[Le premier épisode était là.]
Adèle l’ignorait, mais elle était mon premier amour. Avant de la rencontrer j’avais griffonné quelques poèmes, serré contre mon torse glabre des filles indistinctes. Une fois, même, j’avais, dans ma paume, bercé un téton parme une après-midi entière, sans parvenir pour autant, à m’attacher l’affection de sa propriétaire. Depuis la naissance d’Oscar, Adèle ne veut plus que je caresse ses seins : « Ils sont douloureux, me dit-elle, ennuyée. »
Une fois elle m'a carrément expliqué que ce dont elle rêvait c’est que plus personne ne la touche, jamais. Bien sûr, elle comme moi savons que c’est impossible : Oscar tête encore et Dorian ne s’endort qu’en la serrant dans ses bras. Lorsqu’elle me rejoint dans le salon, elle s’assied sur une chaise et elle pleure. Je baisse alors le son de la télévision et je vais lui préparer une tisane. Puis, j’amène une chaise à côté de la sienne et je la regarde tandis qu’elle souffle sur le serpentin de vapeur. Je sursaute avant elle lorsqu’elle trempe trop tôt ses lèvres dans le breuvage bouillant.
Il arrive qu’elle s’agace :
« N’étais-tu pas entrain de regarder un film ? chuchotait-elle hargneusement . »
Mais la plupart du temps, elle tolérait ma présence, tant que je ne la touchais pas et, ensemble, nous regardions diminuer le niveau d’eau, dans sa tasse, les visages balayés par des éclairs cathodiques.

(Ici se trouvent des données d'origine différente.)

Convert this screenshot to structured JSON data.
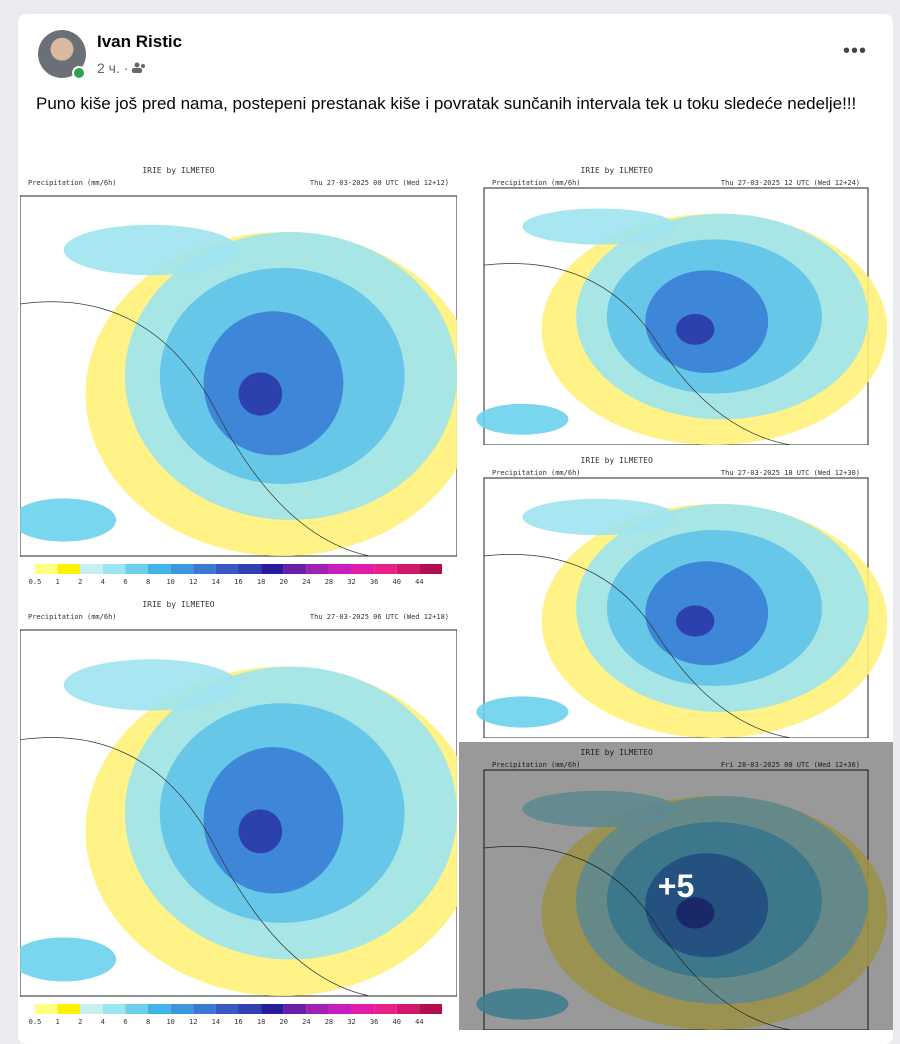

J’avais pris cette réservation à la montagne contre son avis. J’espérais qu’un changement d’air romprait le cercle vicieux du quotidien dans lequel notre relation s’enlisait. Nous n’avions pas vraiment les moyens de nous offrir des vacances – et c’était là l’argument principal de ma femme pour refuser – mais ce que je voulais, par-dessus tout, c’est qu’elle se sente mieux. J’avais même laissé, dans un tiroir de mon bureau, le numéro de la stagiaire qui m’avait fait des avances auxquelles je pensais sans arrêt, malgré moi. A vrai dire, je n’avais aucune envie d’être infidèle. Depuis que j’étais homme, le moindre centimètre carré de peau de ma femme m’attirait douloureusement. Adèle, insatiable avant la naissance de Dorian, avait l’habitude de m’inviter à lui faire l’amour avec les mots les plus crus. Juste avant de jouir, elle laissait filer, entre ses dents qui claquaient, une longue mélopée, tandis que l’orgasme la rendait silencieuse.
C’est cela que je voulais retrouver dans ce studio dans le Vercors et je me sentais presque désespéré en y songeant.
Les premiers jours furent calmes. Malgré un été ensoleillé, nous étions quasiment les seuls locataires de toute la résidence. Les enfants, saoulés par l’altitude, les journées à la piscine et les longues marches étaient remarquablement sages. Pour qu’Adèle puisse préparer le repas tranquillement, j’allais jouer au ballon avec Dorian, tandis qu’Oscar gigotait dans son petit sac contre ma poitrine. Vers dix-neuf heures, elle nous appelait du balcon et nous montions sans nous presser.
D’autres fois, c’est Dorian qui voulait rentrer et je le portais sur mes épaules, épuisé, bavard, dodelinant de la tête. Nous entrions sans frapper et parfois nous surprenions Adèle assise sur une chaise devant la télévision, un légume à moitié épluché entre les mains. Le visage qu’elle offrait à nos regards, nous ne le connaissions pas et Dorian choisissait souvent ce moment, pour, perplexe, pleurnicher. Adèle se levait sans un mot, souriait, crispée ,et éteignait la télévision. Mais au cours du dîner, elle se détendait, de nouveau. Elle inventait des histoires pour les enfants, donnait la becquée à Dorian, éclatait de rire à mes plaisanteries. Une fois les enfants couchés, elle s’allongeait sur le canapé, à côté de moi et me donnait la main. Je lui caressais les cheveux tendrement. Nous lisions les mêmes romans, dormions dans les bras l’un de l’autre alors qu’Adèle refusait encore de faire l’amour.
C’est ainsi qu’à quatre heures du matin, la sixième nuit, nous avons été réveillés par des cris rauques.